Le chapitre à propos des influences de la télévision sur le décisionnel, et sur le système politique a montré à quel point il ne faut pas négliger l'importance et la puissance d'un tel média. Il est donc judicieux de s'intéresser par la même occasion, aux idées et aux valeurs qui sont véhiculées ici. Ignorer le rôle du plus puissant des médias dans notre république, c'est prendre trop à la légère le pouvoir que constitue le petit écran.
On reviendra ici sur des notions abordées précédemment afin de montrer la réalité d'une télévision justicière, d'une télé propagande et manipulatrice, en complément au chapitre
Les conséquences de la TV sur les décisions et le système politique.
La télé au service des citoyens ?
L'un des fléaux de cette télé « réalité » -dans le sens ou elle se dit proche de la réalité, du quotidien, et au service du citoyen et de l'état- c'est, pour commencer, l'utilisation abusive des certains termes aux valeurs fortes pour la république. Combien de fois a t'on vu un journaliste parler d'un pays « démocratique et libre » alors que celui-ci n'avait pas de presse libre, on l'a même utilisé pour parler d'un pays avec un partis unique ! Dans d'autres cas, il suffit qu'un pays ait abolis la peine de mort pour le voir qualifié de démocratique.
Comment peut-on véhiculer une notion de démocratie en l'assimilant à tout et n'importe quoi ? Comment la télé (et les médias) est capable de déformer un mot aussi fort dans un pays dit démocratique ? La démocratie -ou puissance du peuple, désignant un gouvernement où la souveraineté non seulement dérive en principe du peuple, mais encore est réellement exercée par lui (Le Quillet)- est une définition aujourd'hui revue et corrigée, qui sert de faire valoir à des démocraties de façade.
Mais, si ce mot est un exemple des valeurs bafouées véhiculées par la télé, il n'est pas choisi au hasard, car le terme démocratique est bien trop souvent appliqué à une télévision qui se contente (encore une fois) de ne se soucier que d'elle.
Combien de fois une émission ou une chaîne a prétendue incarner la France ? Là ou la démocratie se sert des chiffre pour se justifier, la télé se contente de son libre arbitre pour véhiculer les idées qu'elle estime majoritaire, et donc, démocratique.
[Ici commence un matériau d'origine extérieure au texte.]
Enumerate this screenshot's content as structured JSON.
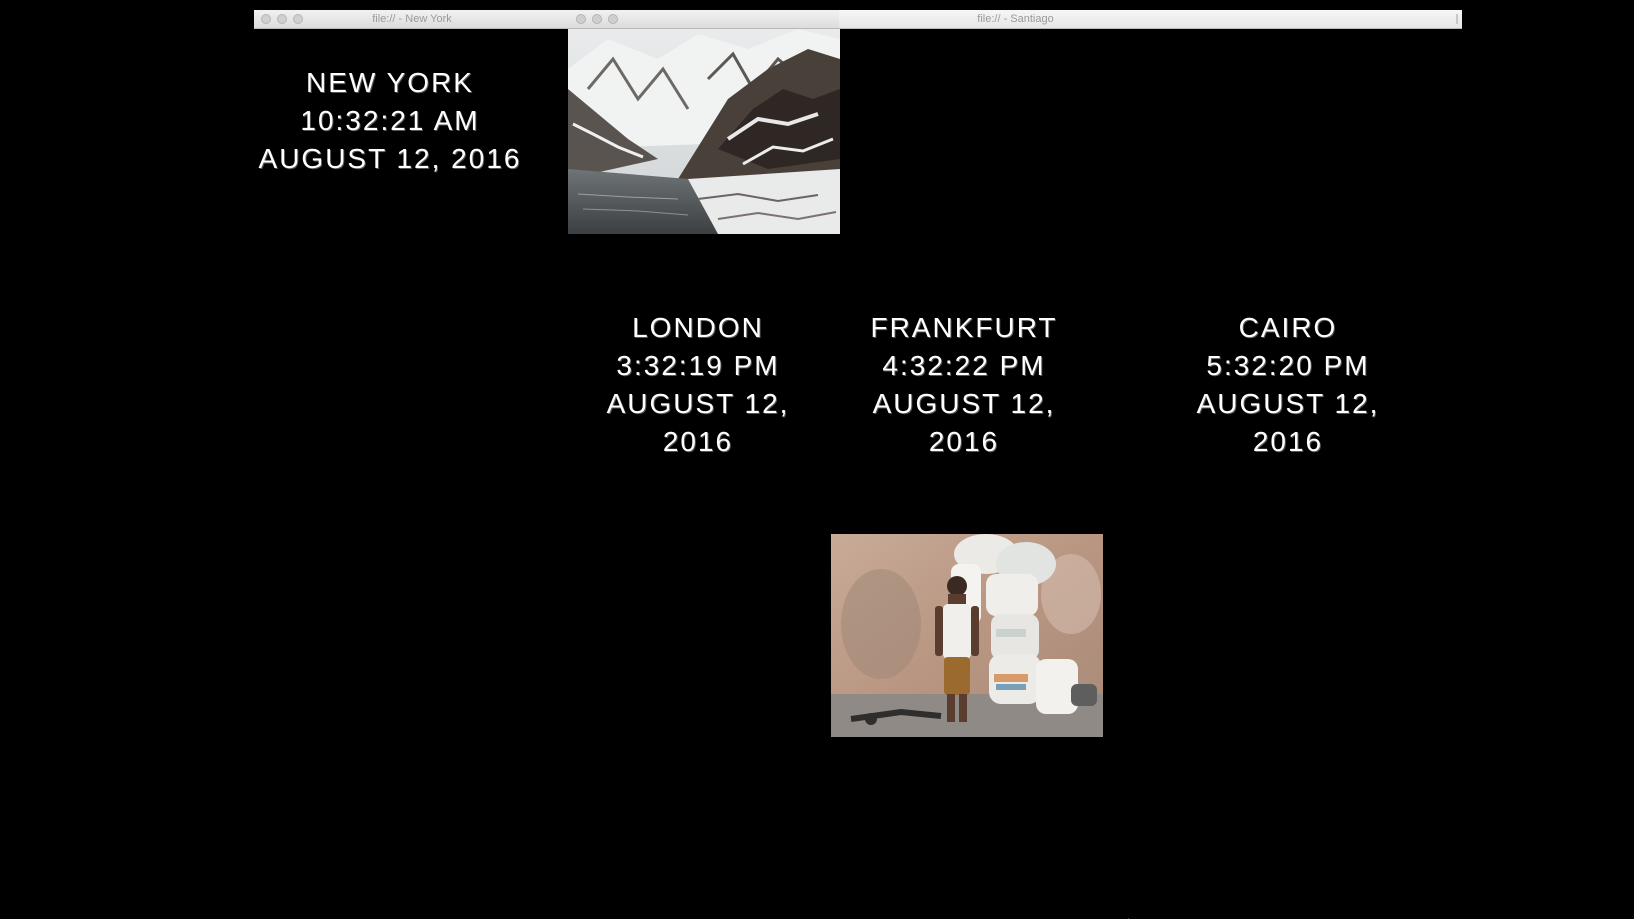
{
  "windows": [
    {
      "title": "file:// - New York"
    },
    {
      "title": "file:// - Santiago"
    }
  ],
  "clocks": {
    "new_york": {
      "city": "NEW YORK",
      "time": "10:32:21 AM",
      "date": "AUGUST 12, 2016"
    },
    "london": {
      "city": "LONDON",
      "time": "3:32:19 PM",
      "date": "AUGUST 12, 2016"
    },
    "frankfurt": {
      "city": "FRANKFURT",
      "time": "4:32:22 PM",
      "date": "AUGUST 12, 2016"
    },
    "cairo": {
      "city": "CAIRO",
      "time": "5:32:20 PM",
      "date": "AUGUST 12, 2016"
    }
  },
  "photos": {
    "mountain": {
      "subject": "snowy-mountain-lake-photo"
    },
    "worker": {
      "subject": "worker-with-flour-sacks-photo"
    }
  },
  "colors": {
    "background": "#000000",
    "text": "#ffffff",
    "titlebar": "#e6e6e6"
  }
}
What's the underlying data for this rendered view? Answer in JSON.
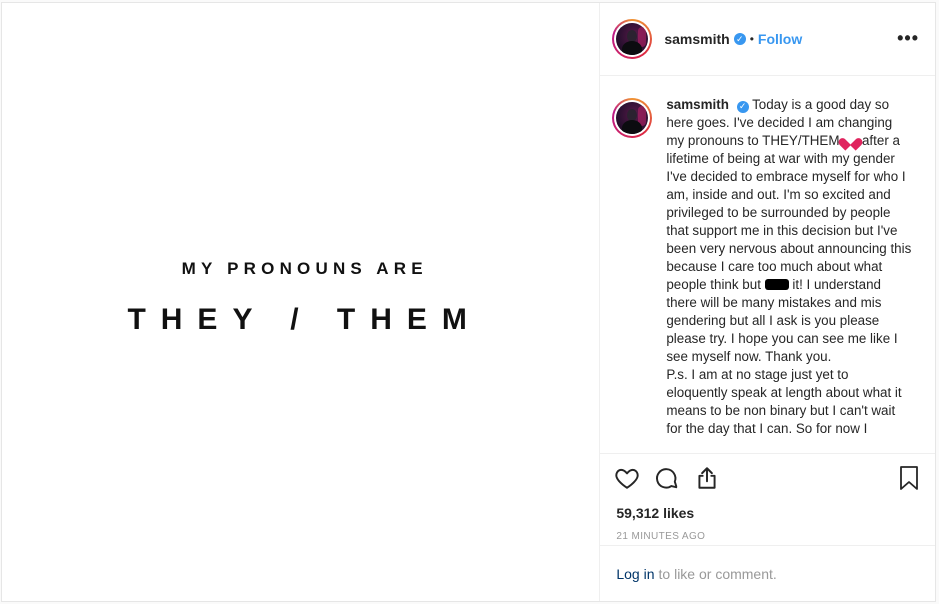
{
  "media": {
    "line1": "MY PRONOUNS ARE",
    "line2": "THEY / THEM"
  },
  "header": {
    "username": "samsmith",
    "separator": "•",
    "follow_label": "Follow",
    "more_label": "•••"
  },
  "caption": {
    "username": "samsmith",
    "part1": "Today is a good day so here goes. I've decided I am changing my pronouns to THEY/THEM",
    "part2": "after a lifetime of being at war with my gender I've decided to embrace myself for who I am, inside and out. I'm so excited and privileged to be surrounded by people that support me in this decision but I've been very nervous about announcing this because I care too much about what people think but",
    "part3": "it! I understand there will be many mistakes and mis gendering but all I ask is you please please try. I hope you can see me like I see myself now. Thank you.\nP.s. I am at no stage just yet to eloquently speak at length about what it means to be non binary but I can't wait for the day that I can. So for now I",
    "emoji": "heart",
    "redacted": "f**k"
  },
  "actions": {
    "like_icon": "heart-outline-icon",
    "comment_icon": "comment-icon",
    "share_icon": "share-icon",
    "save_icon": "bookmark-icon"
  },
  "likes": "59,312 likes",
  "timestamp": "21 MINUTES AGO",
  "login": {
    "link": "Log in",
    "suffix": "to like or comment."
  },
  "colors": {
    "accent": "#3897f0",
    "link_dark": "#003569",
    "muted": "#999999",
    "border": "#efefef"
  }
}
La meilleure façon de se donner un rôle « démocratique », c'est bien évidement de faire intervenir le public, garant et représentatif du peuple, nous le savons tous ...
Les émissions de société sont l'endroit idéal pour ce genre de démocratie. Les débats organisés, le public au fond, les interactions entre animateurs et les individus prétendent, même si ils ne se l'avouent pas, représenter la masse ou l'opinion publique, mais se contentent de véhiculer un conformisme préfabriqué par un rédacteur en chef. Et pourtant, on se sait pas qui sont ces gens, on ne sait pas comment ils sont sélectionnés, et l'enregistrement et le montage sont-ils censeurs ? Existe-il un débat public en direct ? Ces soit disant représentants du peuple, nous ne connaissons ni leurs motivations, ni leurs origines.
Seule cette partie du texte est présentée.